My dad picked me up that day. It was a long and silent ride home. I knew something was wrong, but I just figured that mom had to stay after and dad was mad about it. She always made sure that her clients were happy, even if that meant her staying a couple of hours after work. When we got home, dad had tears in his eyes, but he wouldn't tell me what was wrong. There he was looking for the house keys. His dirty blonde hair, chocolate brown eyes, a medium build figure. He was handsome. But you could always tell how he was feeling if you looked him in the eyes. His eyes always give his emotions away. And the emotion that I saw was pure sadness.
When we were inside, dad sat me down at the table and said, "Em. I need to tell you something. And I don't know any other way to put this." At that moment, I knew something was seriously wrong, and wasn't just the, "your mom is staying after work again, I guess it's just us eating tonight," conversation. It was something really bad. I looked at him, and he said, “Your mother is dead. She was in a car crash, and died instantly.“ I stared at him, with tears in my eyes, not moving a muscle, hoping that if I just sat still, this would all be a dream, and mom would be walking through the door in a few minutes and shout, “HA! We fooled you.” But I knew from the tone in his voice and the way he was looking at me, it wasn’t a joke, it was the cold, hard truth. My mom is dead. The first thought that ran through my head was if I had told her I loved her this morning. If I had been nice to her, had I hugged her? I ran to my bedroom, and shot under my covers, and bawled. I cried myself to sleep.

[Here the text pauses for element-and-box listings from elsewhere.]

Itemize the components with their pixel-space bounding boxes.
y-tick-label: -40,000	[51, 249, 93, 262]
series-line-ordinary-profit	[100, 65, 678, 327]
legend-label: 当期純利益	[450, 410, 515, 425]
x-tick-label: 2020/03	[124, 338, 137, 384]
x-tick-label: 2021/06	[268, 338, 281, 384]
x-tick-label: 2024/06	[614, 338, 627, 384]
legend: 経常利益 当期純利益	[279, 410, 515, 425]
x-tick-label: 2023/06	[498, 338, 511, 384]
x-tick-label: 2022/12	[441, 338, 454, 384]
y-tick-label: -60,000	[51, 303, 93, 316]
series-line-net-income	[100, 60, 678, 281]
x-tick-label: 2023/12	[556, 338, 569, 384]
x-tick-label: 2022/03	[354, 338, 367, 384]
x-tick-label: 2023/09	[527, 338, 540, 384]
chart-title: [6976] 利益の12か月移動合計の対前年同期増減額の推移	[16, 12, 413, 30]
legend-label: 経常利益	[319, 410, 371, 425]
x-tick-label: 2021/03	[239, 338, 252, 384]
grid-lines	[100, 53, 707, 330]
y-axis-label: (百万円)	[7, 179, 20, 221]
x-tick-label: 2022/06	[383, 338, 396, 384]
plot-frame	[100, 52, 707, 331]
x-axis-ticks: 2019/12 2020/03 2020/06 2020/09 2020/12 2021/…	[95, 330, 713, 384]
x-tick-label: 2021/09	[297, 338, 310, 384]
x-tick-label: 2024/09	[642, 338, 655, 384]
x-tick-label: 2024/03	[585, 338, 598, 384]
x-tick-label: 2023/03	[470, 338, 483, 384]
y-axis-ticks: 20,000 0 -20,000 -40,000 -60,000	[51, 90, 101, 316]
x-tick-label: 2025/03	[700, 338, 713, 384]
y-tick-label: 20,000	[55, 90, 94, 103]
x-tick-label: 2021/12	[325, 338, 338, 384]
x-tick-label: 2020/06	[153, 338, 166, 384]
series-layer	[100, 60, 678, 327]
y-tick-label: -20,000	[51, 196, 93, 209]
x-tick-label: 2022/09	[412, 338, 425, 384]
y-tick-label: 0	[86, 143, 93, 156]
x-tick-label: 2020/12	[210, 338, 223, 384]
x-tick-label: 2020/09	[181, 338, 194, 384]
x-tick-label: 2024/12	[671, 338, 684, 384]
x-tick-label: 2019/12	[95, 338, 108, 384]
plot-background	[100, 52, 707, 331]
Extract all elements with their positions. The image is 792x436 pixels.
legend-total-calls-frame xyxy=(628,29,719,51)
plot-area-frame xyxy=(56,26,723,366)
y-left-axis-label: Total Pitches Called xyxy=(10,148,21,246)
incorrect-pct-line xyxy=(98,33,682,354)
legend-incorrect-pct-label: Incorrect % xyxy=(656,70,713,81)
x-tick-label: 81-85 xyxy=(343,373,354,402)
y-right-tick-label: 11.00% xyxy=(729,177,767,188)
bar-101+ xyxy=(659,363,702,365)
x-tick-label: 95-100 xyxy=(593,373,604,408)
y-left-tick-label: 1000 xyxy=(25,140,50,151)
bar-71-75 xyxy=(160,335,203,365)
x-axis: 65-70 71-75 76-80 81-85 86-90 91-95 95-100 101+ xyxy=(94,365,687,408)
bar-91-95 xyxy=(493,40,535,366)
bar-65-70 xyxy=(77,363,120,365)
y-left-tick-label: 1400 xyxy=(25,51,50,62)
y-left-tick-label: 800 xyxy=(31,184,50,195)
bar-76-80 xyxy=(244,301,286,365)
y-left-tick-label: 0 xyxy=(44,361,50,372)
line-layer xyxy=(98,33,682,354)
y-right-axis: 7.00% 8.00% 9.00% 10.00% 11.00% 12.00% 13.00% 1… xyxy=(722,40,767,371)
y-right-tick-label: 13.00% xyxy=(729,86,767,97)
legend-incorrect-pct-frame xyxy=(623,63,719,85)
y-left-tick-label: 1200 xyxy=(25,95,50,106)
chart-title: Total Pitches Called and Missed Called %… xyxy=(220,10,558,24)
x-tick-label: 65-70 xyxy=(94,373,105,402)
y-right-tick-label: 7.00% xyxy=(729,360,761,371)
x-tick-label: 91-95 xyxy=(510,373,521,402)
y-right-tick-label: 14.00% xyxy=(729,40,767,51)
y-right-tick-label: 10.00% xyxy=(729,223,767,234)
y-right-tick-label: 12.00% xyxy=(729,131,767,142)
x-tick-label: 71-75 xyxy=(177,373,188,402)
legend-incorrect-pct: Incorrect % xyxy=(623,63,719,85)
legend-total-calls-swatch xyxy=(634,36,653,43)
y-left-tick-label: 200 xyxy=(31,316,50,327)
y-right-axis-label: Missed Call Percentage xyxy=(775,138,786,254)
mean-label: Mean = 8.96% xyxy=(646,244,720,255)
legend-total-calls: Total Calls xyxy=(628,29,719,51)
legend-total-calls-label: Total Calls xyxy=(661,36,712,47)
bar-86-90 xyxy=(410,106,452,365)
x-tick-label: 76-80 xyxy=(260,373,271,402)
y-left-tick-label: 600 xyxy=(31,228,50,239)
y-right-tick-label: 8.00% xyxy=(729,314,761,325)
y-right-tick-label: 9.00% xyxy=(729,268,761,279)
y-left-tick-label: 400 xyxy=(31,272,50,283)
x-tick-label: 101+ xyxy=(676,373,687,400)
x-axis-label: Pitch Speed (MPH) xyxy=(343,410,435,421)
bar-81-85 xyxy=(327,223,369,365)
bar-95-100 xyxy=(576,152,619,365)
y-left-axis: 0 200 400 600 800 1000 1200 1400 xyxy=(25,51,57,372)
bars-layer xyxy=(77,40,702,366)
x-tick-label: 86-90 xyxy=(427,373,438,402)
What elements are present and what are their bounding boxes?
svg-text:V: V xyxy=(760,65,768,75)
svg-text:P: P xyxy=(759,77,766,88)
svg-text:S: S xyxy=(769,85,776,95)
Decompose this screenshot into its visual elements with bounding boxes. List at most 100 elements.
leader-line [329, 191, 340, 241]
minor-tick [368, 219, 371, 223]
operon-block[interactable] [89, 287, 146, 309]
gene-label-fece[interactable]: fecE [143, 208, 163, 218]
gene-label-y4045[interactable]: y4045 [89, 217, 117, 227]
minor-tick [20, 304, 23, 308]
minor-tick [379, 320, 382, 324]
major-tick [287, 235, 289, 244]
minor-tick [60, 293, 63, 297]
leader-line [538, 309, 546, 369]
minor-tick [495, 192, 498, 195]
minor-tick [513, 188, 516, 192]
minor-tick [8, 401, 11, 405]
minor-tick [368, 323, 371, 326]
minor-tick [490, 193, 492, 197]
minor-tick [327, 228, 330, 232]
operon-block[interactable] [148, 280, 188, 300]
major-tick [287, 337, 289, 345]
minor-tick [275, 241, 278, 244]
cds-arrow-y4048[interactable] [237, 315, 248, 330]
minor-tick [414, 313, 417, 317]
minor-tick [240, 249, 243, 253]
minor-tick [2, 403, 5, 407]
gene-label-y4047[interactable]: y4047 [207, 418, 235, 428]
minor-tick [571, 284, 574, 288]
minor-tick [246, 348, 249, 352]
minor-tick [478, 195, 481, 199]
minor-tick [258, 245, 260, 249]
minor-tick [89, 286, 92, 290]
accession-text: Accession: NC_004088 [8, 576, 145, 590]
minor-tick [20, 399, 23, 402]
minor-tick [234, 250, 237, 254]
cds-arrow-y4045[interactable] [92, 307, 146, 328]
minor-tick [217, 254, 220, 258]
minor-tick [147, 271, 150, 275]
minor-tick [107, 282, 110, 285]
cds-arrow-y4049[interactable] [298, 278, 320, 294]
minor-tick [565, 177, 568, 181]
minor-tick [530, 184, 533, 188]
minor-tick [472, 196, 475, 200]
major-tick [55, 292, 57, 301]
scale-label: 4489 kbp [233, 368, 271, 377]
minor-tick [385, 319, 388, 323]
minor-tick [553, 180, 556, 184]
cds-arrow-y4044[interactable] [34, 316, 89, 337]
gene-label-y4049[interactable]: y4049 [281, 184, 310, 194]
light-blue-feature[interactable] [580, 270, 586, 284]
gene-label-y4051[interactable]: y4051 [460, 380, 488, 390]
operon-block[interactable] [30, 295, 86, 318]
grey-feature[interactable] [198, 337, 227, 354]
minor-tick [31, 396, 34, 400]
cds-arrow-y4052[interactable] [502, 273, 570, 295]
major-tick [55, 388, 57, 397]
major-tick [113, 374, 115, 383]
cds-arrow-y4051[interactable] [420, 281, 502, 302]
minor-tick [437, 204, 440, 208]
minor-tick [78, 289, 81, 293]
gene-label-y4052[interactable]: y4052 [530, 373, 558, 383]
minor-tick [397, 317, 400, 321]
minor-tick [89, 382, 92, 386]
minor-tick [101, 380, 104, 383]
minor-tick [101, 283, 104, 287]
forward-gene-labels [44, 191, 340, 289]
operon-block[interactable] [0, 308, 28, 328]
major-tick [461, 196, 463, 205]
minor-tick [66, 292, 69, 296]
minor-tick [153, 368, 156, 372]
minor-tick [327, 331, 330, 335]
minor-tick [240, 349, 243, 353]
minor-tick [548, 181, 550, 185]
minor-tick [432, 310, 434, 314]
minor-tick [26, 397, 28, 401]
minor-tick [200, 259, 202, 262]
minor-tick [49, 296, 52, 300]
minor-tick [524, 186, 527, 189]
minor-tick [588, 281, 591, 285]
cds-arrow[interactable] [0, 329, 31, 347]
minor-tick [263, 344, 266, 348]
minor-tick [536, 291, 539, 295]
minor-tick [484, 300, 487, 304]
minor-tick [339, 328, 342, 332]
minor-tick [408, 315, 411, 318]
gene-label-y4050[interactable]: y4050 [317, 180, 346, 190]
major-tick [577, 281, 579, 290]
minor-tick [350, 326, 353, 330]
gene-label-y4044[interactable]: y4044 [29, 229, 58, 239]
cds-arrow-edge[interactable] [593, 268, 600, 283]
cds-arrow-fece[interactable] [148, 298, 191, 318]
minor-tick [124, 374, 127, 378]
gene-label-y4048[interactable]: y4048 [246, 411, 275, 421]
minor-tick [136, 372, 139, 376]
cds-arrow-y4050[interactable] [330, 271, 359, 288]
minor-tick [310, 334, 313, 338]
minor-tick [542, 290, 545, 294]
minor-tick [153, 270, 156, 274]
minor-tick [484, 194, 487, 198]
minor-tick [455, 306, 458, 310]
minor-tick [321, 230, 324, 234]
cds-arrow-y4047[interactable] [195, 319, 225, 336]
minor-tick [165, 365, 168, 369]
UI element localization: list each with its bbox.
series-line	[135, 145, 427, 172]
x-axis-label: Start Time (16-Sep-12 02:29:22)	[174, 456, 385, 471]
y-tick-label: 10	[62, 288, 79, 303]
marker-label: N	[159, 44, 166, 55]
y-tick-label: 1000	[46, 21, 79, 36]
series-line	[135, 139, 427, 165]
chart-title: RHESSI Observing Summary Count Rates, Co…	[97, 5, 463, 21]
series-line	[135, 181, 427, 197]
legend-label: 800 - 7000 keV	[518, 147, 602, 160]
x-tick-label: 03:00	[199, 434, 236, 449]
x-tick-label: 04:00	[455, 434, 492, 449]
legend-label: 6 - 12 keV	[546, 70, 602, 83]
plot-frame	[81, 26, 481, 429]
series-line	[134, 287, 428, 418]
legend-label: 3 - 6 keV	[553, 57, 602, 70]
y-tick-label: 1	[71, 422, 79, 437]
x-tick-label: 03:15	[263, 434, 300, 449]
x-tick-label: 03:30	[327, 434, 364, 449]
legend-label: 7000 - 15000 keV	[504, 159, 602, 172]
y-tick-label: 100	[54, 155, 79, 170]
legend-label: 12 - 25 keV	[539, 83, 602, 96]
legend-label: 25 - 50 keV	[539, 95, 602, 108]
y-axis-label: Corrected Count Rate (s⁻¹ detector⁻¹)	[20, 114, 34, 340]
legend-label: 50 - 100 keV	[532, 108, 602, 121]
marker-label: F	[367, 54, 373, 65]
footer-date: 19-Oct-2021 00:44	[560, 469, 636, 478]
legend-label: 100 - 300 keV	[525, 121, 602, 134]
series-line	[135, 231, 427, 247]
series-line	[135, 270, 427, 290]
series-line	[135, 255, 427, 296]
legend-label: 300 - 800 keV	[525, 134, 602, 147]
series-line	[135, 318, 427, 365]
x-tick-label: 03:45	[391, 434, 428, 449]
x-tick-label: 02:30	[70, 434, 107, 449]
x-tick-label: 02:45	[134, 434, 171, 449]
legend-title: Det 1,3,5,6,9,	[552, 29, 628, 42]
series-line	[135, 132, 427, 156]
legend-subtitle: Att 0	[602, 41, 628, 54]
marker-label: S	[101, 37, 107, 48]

When I woke up, I tried to make sense of everything. I tried making everything that had happened just a dream. When I walked down stairs, I would find my mother sitting at the table, drinking a cup of coffee like she normally did, reading over some papers that she needed to check for a meeting or something that she had tomorrow. I wanted all that to be true. I wanted my mom, I wanted her to be there, and hug me. To tell me everything was going to be all right, and it was just a dream. Just one big, bad dream. Now I know why she treated me like a child, I’m not ready to grow up. I still need her there to let me know that everything is alright. The next thing I know, my dad is in my room, cradling me in his arms, repeating, “Emily, everything will be alright, we’re going to get through this.” I wanted to believe him; I wanted to say, “Daddy, I know we are going to be alright.” But I know that nothing is ever going to be alright. My mother is dead, and nothing is going to be the same.